Unlike bank accounts or accounts at some other financial institutions, BDCC are uninsured unless you specifically obtain private insurance to insure them. Thus, in the event of loss or loss of utility value, there is no public insurer or private insurance arranged by us, to offer recourse to you.
The regulatory status of BDCC and distributed ledger technology is unclear or unsettled in many jurisdictions. It is difficult to predict how or whether regulatory agencies may apply existing regulation with respect to such technology and its applications. It is likewise difficult to predict how or whether legislatures or regulatory agencies may implement changes to law and regulation affecting distributed ledger technology and its applications, including the Platform and BDCC. Regulatory actions could negatively impact the Platform and BDCC in various ways, including, for purposes of illustration only, through a determination that BDCC are a regulated financial instrument that requires registration or licensing. Company may cease operations in a jurisdiction in the event that regulatory actions, or changes to law or regulation, make it illegal to operate in such jurisdiction, or commercially undesirable to obtain the necessary regulatory approval(s) to operate in such jurisdiction.
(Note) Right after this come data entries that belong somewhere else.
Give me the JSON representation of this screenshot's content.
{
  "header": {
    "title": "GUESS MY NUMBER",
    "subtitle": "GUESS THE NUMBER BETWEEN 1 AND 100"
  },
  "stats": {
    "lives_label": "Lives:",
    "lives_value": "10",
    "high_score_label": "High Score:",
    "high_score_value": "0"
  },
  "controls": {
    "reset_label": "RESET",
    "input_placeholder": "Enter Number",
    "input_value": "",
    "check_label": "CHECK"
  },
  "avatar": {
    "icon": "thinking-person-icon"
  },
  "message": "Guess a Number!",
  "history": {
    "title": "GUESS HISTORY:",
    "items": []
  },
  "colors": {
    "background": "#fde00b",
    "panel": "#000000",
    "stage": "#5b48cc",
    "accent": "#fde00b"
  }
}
The tax characterization of BDCC is uncertain. You must seek your own tax advice in connection with purchasing BDCC, which may result in adverse tax consequences to you, including withholding taxes, income taxes and tax reporting requirements.
The Company team intends to use the proceeds from selling BDCC to fund the maintenance and development of the Platform, as described further in Section 6 of this Terms of Service. The proceeds of the sale of BDCC will be denominated in Ether, and may, at our discretion, be converted into other cryptographic and fiat currencies. If the value of Ether or other currencies fluctuates unfavorably during or after the Sale Period, the Company team may not be able to fund development, or may not be able to develop or maintain the Platform in the manner that it intended.
It is possible that, due to any number of reasons, including, but not limited to, an unfavorable fluctuation in the value of Ether (or other cryptographic and fiat currencies), decrease in BDCC utility, the failure of commercial relationships, or intellectual property ownership challenges, the Company may dissolve.
Because BDCC confer no authority rights of any kind with respect to the Platform or Company, all decisions involving the Platform or Company will be made by Company at its sole discretion, including, but not limited to, decisions to discontinue the Platform, to sell more BDCC for use in the Platform, or to sell or liquidate the Company. These decisions could adversely affect the Platform and the utility of BDCC that you hold, including BDCC utility for obtaining Services.
Crypto Currencies such as BDCC are a new and untested technology. In addition to the risks included in this Terms of Services there are other risks associated with your purchase, holding and use of BDCC, including those that the Company cannot anticipate. Such risks may further materialize as unanticipated variations or combinations of the risks discussed in this Terms of Services.